Что я вообще хорошего в своей жизни сделал? — спросил Тема самого себя, глядя как Антон учит Кореянку Хо отправлять факс с мобильного телефона. Подведем итоги. Он быстро перечислил. Сочинение хорошее в школе написал: «Положительный герой у Беккета». Вправил плечо Кореянке Хо, когда она в люк провалилась. На пляже в Комарово научил какого-то бесхозного ребенка воздушного змея запускать. Рассказал Маринке, кто такой Каурисмяки. Отдал Антону долг. Получил однажды в собесе посылку с гуманитарной помощью для марининой мамы. Помог как-то раз в поликлинике дебилу «Сникерс» распаковать.

Священник вышел из-за алтаря и огляделся. В руках у него был обрез. Он увидел Тему и направил обрез прямо ему в лицо.

— Так это ты, падла, — крикнул священник библейским басом, — моего братана завалил?!!

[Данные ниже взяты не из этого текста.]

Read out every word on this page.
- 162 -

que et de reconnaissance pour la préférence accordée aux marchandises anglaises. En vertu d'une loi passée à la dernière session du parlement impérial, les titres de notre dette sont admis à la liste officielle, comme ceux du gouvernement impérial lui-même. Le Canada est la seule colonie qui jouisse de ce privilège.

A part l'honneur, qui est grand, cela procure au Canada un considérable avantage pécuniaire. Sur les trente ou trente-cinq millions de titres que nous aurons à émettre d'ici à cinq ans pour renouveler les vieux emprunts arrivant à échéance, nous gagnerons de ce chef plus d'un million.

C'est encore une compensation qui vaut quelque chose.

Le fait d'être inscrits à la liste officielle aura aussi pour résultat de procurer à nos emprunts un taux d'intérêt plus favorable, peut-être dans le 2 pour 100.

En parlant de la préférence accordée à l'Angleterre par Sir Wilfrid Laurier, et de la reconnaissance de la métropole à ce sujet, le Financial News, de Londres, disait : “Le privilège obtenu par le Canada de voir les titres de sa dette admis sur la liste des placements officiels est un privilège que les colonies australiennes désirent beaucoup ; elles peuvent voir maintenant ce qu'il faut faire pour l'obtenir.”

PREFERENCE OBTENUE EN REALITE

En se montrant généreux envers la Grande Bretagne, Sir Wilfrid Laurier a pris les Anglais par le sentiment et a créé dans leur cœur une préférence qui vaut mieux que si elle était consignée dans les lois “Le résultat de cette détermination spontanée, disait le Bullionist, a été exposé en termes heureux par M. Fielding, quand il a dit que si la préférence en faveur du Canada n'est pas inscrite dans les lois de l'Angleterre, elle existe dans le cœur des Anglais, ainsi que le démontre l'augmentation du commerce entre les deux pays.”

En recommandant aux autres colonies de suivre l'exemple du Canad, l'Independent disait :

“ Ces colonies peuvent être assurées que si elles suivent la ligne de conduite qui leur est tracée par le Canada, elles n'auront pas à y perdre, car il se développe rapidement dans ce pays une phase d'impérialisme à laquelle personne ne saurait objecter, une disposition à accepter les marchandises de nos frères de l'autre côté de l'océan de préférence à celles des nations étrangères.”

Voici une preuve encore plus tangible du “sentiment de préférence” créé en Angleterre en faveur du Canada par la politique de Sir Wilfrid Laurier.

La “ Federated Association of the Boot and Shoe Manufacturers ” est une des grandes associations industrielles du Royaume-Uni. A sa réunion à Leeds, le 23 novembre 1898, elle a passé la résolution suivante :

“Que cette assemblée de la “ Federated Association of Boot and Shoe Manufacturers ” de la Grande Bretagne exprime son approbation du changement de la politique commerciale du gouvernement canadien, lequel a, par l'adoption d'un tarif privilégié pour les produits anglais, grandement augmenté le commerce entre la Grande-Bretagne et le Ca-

За секунду до того, как священник выстрелил, Марина успела, ухватив за пояс остолбеневшего Тему, нырнуть под стол с гробами. Крупная шрапнель прогремела по доскам. Стол пошатнулся и упал и гробы соскользнули на пол.

Лепестки цветов медленно разлетелись по воздуху.

Ближайший к Теме гроб нерешительно перевернулся и из него прямо к Теме на грудь вывалился мертвый Харин и ткнулся ему в плечо наскоро загримированным зеленоватыми белилами лицом. Марина профессионально посмотрела на Харина.

— Чудовищная самодеятельность, — сказала она, поморщившись.

Священник выстрелил еще раз. Из ближайшего образа со звоном посыпалось стекло, мелкие щепки разлетелись по сторонам и Тема, выбравшийся из-под Харина увидел через дыру в столе, как две крупные латунные гильзы, кувыркаясь, упали на разноцветные плитки пола. Священнник сунул руку под рясу и достал еще пару патронов.

Марина поднялась с колен, высоко задрала свое баснословное свадебное платье, вытащила из-за пояса белых колготок пистолет, левой рукой откинула фату с лица и прицелилась. Краем глаза она успела заметить восхищенное лицо спрятавшейся за колонной Кореянки Хо. Фата медленным облаком опустилась позади ее головы.

Священник клацнул затвором и поднял глаза.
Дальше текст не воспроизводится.